In recent interviews, a dozen other non-British Britpop fans offered similar tales. Jess Mo said that, at age 18, she moved to London from a village of “literally five houses” on an island off the coast of Sweden, because of her love of Blur. Anne-Sophie Marsh, a Frenchwoman, said she wrote to Pulp’s fan club for advice on what British college to study at, and then moved to the city of Brighton.
Most expert interviewees for this article — musicians, academics and journalists — said they felt that Britain’s music scene was today less likely to draw fans to the country. Their reasons didn’t involve the quality of British music. Albarn said some of Britain’s younger, ever-online music stars were writing songs filled with such “universal references” that fans may not even realize they were British. That applied to his own group Gorillaz, too, he said. “I don’t think there’s any sense of it being English,” he said. “They think it’s American in America,” he added. “I think in England they think it’s American, too.”

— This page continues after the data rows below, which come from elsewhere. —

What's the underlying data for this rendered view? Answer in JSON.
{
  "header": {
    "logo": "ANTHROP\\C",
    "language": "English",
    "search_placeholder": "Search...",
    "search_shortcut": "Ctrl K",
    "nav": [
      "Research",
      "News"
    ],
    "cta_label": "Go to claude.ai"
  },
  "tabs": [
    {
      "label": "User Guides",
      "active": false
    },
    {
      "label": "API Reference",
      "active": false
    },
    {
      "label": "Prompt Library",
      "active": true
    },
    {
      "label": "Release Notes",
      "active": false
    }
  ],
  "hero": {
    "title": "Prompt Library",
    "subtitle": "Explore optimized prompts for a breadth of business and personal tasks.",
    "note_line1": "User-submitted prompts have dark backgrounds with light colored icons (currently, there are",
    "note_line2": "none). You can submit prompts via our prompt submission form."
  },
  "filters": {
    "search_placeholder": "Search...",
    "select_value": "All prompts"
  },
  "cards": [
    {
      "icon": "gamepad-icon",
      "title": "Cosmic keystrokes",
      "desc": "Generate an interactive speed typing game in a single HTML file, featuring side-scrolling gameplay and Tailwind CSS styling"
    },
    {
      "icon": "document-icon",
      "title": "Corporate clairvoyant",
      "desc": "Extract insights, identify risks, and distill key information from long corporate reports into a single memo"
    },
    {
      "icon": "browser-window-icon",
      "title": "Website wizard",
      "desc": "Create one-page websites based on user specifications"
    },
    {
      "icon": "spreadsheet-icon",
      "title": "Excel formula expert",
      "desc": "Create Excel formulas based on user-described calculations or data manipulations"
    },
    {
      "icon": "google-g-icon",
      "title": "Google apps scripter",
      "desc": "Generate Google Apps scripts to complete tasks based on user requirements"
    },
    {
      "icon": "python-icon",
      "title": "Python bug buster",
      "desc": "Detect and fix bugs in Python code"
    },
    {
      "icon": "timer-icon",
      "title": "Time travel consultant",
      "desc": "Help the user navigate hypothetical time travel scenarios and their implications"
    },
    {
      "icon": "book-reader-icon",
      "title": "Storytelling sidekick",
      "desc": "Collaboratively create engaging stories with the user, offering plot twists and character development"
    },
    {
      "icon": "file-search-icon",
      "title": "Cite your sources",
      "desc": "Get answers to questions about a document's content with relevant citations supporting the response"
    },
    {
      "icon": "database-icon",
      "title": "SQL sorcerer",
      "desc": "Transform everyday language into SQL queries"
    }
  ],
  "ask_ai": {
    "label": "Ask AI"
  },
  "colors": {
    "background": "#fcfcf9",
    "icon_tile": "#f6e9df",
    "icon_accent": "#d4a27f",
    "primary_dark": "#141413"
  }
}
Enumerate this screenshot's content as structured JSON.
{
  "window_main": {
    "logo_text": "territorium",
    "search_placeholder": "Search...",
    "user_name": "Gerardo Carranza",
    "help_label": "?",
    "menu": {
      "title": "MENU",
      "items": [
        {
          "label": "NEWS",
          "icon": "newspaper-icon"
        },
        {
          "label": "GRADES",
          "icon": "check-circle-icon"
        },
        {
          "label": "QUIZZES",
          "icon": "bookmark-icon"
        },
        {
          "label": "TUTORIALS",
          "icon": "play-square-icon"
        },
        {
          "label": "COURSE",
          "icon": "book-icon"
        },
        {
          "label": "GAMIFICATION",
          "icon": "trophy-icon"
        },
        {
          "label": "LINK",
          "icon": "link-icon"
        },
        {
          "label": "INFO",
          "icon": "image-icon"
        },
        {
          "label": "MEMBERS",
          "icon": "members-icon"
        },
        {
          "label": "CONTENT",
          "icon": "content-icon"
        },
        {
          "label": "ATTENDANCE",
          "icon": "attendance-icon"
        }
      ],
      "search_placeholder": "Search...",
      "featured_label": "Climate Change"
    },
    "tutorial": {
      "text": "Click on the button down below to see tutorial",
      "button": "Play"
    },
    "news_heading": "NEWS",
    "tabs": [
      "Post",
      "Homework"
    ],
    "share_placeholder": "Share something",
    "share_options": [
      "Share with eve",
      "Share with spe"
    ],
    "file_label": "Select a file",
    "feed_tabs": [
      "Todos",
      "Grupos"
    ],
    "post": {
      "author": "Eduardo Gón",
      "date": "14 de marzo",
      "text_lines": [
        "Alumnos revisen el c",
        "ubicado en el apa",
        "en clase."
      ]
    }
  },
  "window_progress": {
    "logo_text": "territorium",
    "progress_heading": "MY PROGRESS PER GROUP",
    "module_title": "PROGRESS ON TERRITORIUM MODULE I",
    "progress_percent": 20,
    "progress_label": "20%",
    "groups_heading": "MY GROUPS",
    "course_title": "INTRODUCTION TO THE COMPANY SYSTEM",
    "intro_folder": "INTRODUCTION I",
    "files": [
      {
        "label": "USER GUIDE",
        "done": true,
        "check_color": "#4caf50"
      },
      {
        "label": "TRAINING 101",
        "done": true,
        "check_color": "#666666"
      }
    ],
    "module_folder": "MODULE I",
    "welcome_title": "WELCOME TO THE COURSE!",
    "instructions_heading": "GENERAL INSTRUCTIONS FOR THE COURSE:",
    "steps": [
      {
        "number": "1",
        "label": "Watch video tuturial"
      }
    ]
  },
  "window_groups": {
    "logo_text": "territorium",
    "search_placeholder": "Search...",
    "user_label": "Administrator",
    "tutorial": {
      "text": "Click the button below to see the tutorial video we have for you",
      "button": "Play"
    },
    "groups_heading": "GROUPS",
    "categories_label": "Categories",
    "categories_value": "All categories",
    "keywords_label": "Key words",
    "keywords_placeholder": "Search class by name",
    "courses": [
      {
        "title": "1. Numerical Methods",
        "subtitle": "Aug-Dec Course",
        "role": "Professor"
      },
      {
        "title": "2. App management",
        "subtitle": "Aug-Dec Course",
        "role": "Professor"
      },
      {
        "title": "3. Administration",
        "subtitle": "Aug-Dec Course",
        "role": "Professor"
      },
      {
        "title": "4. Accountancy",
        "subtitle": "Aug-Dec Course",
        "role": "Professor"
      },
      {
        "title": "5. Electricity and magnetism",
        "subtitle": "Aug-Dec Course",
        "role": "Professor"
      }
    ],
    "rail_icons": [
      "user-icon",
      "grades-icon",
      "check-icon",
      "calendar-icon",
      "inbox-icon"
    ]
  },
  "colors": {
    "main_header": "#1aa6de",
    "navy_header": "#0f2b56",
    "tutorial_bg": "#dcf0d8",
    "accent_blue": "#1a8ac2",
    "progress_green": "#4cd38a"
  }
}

The only interviewee who didn’t seem downbeat about the prospects of Britain’s musical influence was an American, but one who knows a lot about soft power. Joseph Nye is a political scientist and a former Pentagon official, who in the late 1980s pioneered the idea that countries don’t need to use force to get what they want, but can achieve influence by building popular affinity. By phone, Nye said that, at first glance, it did seem Britain’s musical star was waning. “I hear a lot about K-pop,” he said of Korean artists like BTS. “I don’t hear much about Britpop.”
But, he added, people would still be listening to touchstone British bands like the Rolling Stones and the Beatles for decades to come. It almost doesn’t matter what Britpop’s legacy was; the country remains a cultural powerhouse by virtue of its earlier history. “I’m not saying Britain can rest on its laurels forever,” Nye said. “But laurels don’t wither.”
At one of Blur’s recent homecoming shows at Wembley Stadium, fans had begun lining up outside long before the scheduled showtime. Nye seemed to have a point. Many wore Blur T-shirts. Others were dressed in throwback British fashions, including bucket hats and Fred Perry polo shirts. Few of those die-hard supporters were British. Instead, they said, they were from Estonia, South Korea, Italy, the United States and France, and many had flown over especially for the concert. Chuva, the Portuguese fan, was among them in the line.
A few hours later, Chuva was at the front as Blur played hits like “Song 2” — known in U.S. sports stadiums for its “Woo-hoo!” refrain — and his teenage favorite, “Girls and Boys.” As the band finished with “The Universal” — a euphoric song from 1995 — Albarn put his hands on his knees, emotionally and physically spent.
It was a “truly special” evening, Chuva said. He just hoped the band’s aging members hadn’t exhausted themselves. He had tickets for the next day’s gig, too.